2012 Annual Workshop Fellows participate in water sampling exercise. Photo by Gretchen Ertl.

2012 Annual Workshop Fellows participate in water sampling exercise. Photo by Gretchen Ertl.

Meera Subramanian knows the value of Metcalf Institute training.  An award-winning freelance journalist who writes about culture and the environment for newspapers and magazines worldwide, Subramanian still appreciates the generosity that made her 2012 fellowship possible.

“Being able to arrive for Metcalf’s Annual Workshop knowing that all our needs were taken care of, and our only duty was to learn – with intent and curiosity and accuracy – was invaluable to me as a freelance journalist,” said Subramanian.

This is one of the reasons Meera joined other alumni who donated money to fund the costs of one Annual Science Immersion Workshop fellowship.  Metcalf Institute alumni contributions support travel, room and board, and other direct program costs of the Annual Workshop.

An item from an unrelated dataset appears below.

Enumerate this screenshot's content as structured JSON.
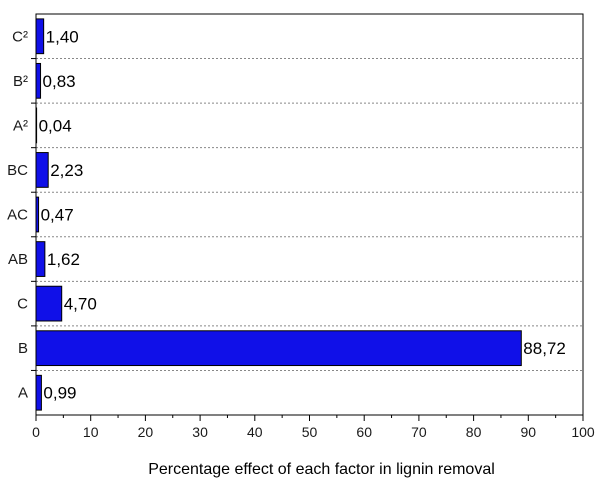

“It’s great to know that I’m helping other journalists like myself receive great hands-on, lab-based, rigorous training,” said Subramanian.  “The result is better, smarter reporting for the public.”

Some of the donations came from alumni who attended other Metcalf programs, like Benjamin Alexander-Bloch, a participant in Metcalf’s 2014 Oil Spill Seminar for Journalists held in Mobile, Alabama.

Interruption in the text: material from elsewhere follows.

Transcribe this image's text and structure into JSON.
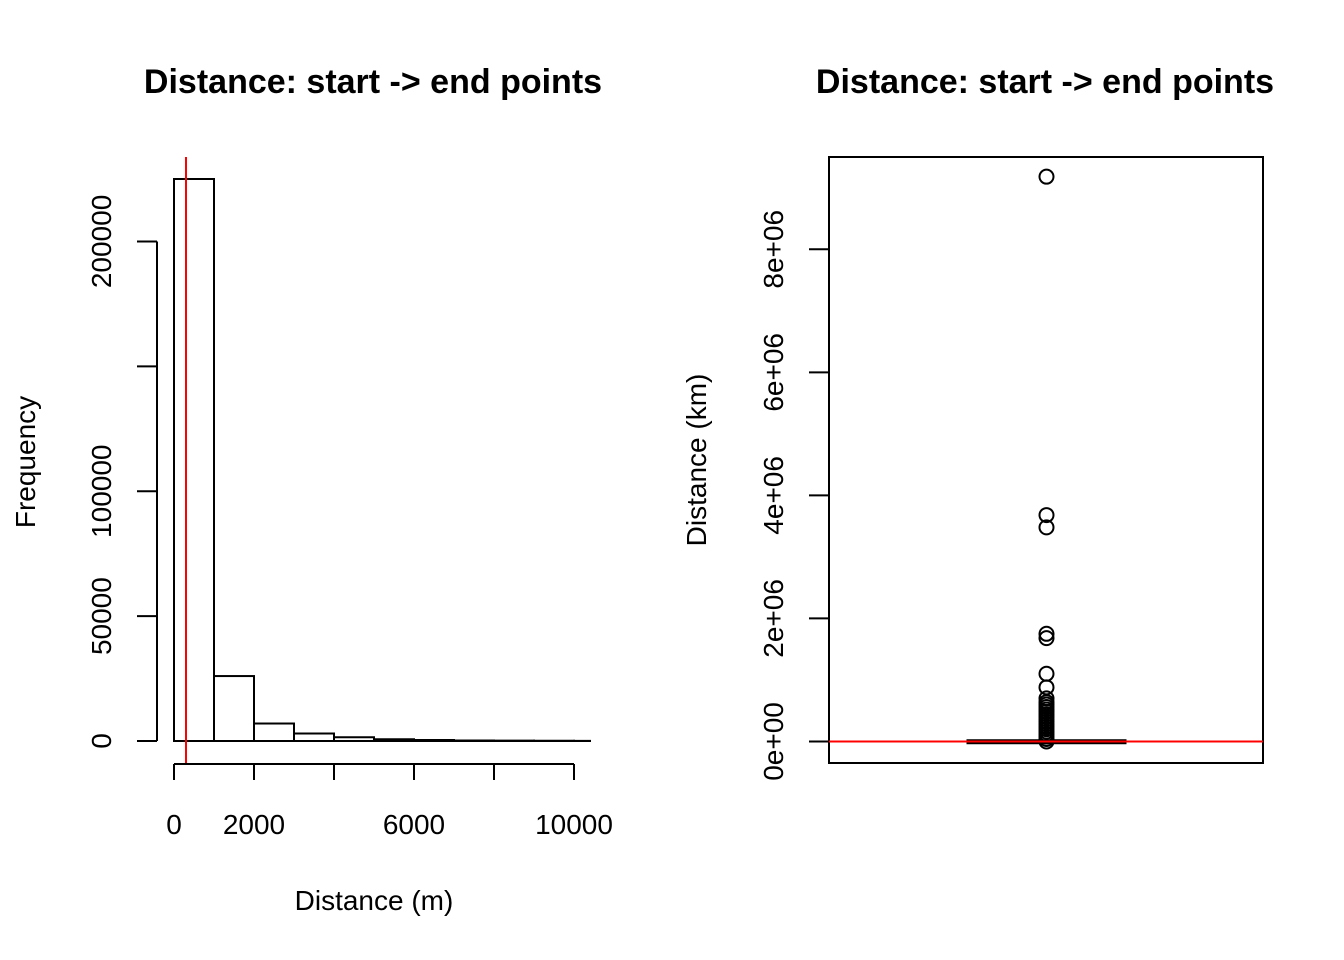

“Metcalf’s seminar helped me better understand scientists’ difficulties communicating with journalists, and our difficulties communicating with them,” said Alexander-Bloch, a reporter with The Times-Picayune in New Orleans.  “There is such a wonderful camaraderie at the workshops, between the Metcalf staff, visiting scientists, and journalists, and I felt it was important to give a financial contribution, however small, to help someone else experience that gift.”

“I’m thrilled by this strong show of support from our alumni,” said Sunshine Menezes, Metcalf’s executive director.  “Every single donation, big and small, goes a long way toward ensuring that more journalists receive the science training they need – without incurring personal costs – to produce accurate stories about the science underlying environmental issues.